Lung cancer vs asthma: How to know difference between symptoms

1. Age

The median age of diagnosis for lung cancer is the seventh decade, especially in the west, but it may be a decade earlier in India. But it is pertinent to note that lung cancer can occur in younger age groups too. However, bronchial asthma is typically diagnosed early – in the second and third decade of life.

2. Wheezing

The high-pitched sound you may have heard when one of your friends, colleagues or family members experienced an attack is characteristic of asthma.
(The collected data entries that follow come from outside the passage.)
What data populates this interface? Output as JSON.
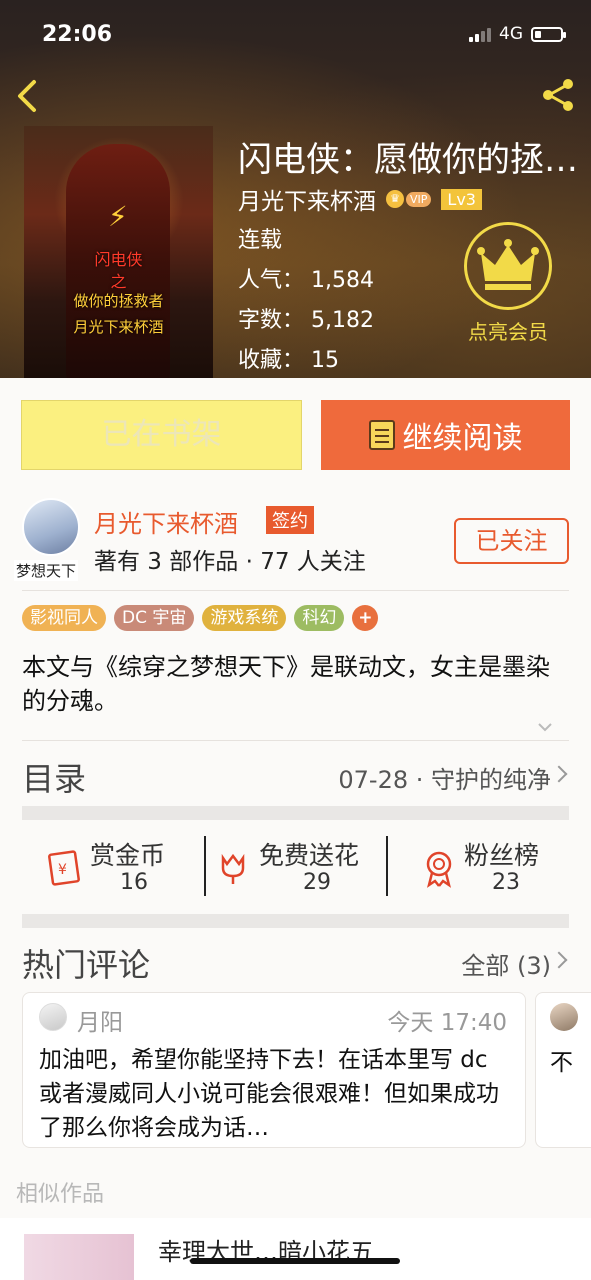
{
  "status_bar": {
    "time": "22:06",
    "network": "4G"
  },
  "book": {
    "title": "闪电侠：愿做你的拯救者",
    "author": "月光下来杯酒",
    "vip_label": "VIP",
    "level": "Lv3",
    "status": "连载",
    "popularity": "人气：  1,584",
    "word_count": "字数：  5,182",
    "favorites": "收藏：  15",
    "cover_text": {
      "line1": "闪电侠",
      "line2": "之",
      "line3": "做你的拯救者",
      "line4": "月光下来杯酒"
    }
  },
  "member_button": {
    "label": "点亮会员"
  },
  "actions": {
    "shelf_label": "已在书架",
    "read_label": "继续阅读"
  },
  "author": {
    "name": "月光下来杯酒",
    "sign_label": "签约",
    "stats": "著有 3 部作品 · 77 人关注",
    "avatar_tag": "梦想天下",
    "follow_label": "已关注"
  },
  "tags": [
    {
      "label": "影视同人",
      "color": "#f0b254"
    },
    {
      "label": "DC 宇宙",
      "color": "#c98a78"
    },
    {
      "label": "游戏系统",
      "color": "#e0b23e"
    },
    {
      "label": "科幻",
      "color": "#9dbc62"
    },
    {
      "label": "+",
      "color": "#e8703e"
    }
  ],
  "description": "本文与《综穿之梦想天下》是联动文，女主是墨染的分魂。",
  "toc": {
    "title": "目录",
    "latest": "07-28 · 守护的纯净"
  },
  "stats": {
    "coins": {
      "label": "赏金币",
      "value": "16"
    },
    "flowers": {
      "label": "免费送花",
      "value": "29"
    },
    "fans": {
      "label": "粉丝榜",
      "value": "23"
    }
  },
  "comments_section": {
    "title": "热门评论",
    "all_label": "全部 (3)",
    "comments": [
      {
        "user": "月阳",
        "time": "今天 17:40",
        "text": "加油吧，希望你能坚持下去！在话本里写 dc 或者漫威同人小说可能会很艰难！但如果成功了那么你将会成为话…"
      },
      {
        "text": "不"
      }
    ]
  },
  "similar": {
    "title": "相似作品",
    "first_item": "幸理大世…暗小花五"
  },
  "colors": {
    "accent": "#ef6a3c",
    "shelf_bg": "#fbf080",
    "member_gold": "#f2da48"
  }
}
But few patients with tumours may also experience it, but not as common in asthmatics.

3. Trigger factors

Individuals with asthma have well-known trigger factors and these vary from person to person. The commonly implicated factors are household dust, pollen, air pollution and exercise. There is currently very frugal scientific evidence regarding triggering factors in lung cancer.

4. Haemoptysis

One of the dreaded scenes we have witnessed innumerable times on television and in theatres and well-engrained in public memory is the sight of blood during coughing, especially in handkerchiefs, clothes, and basins. However, it is important to note that only 10-20% of lung cancer patients experience this. But it is extremely rare for asthmatics.

5. Associated symptoms

Some of the symptoms which patients with malignancy experience are fatigue, unexplained weight loss, severe bone pain, lumps and swellings in the neck or collarbone region and headache. Individuals with bronchial asthma usually don’t experience these symptoms.

6. Non resolving symptoms

Asthma is usually well controlled with medications and most individuals experience significant symptom control. The same is not true for lung cancer and patients do not experience any relief until cancer directed therapy is initiated.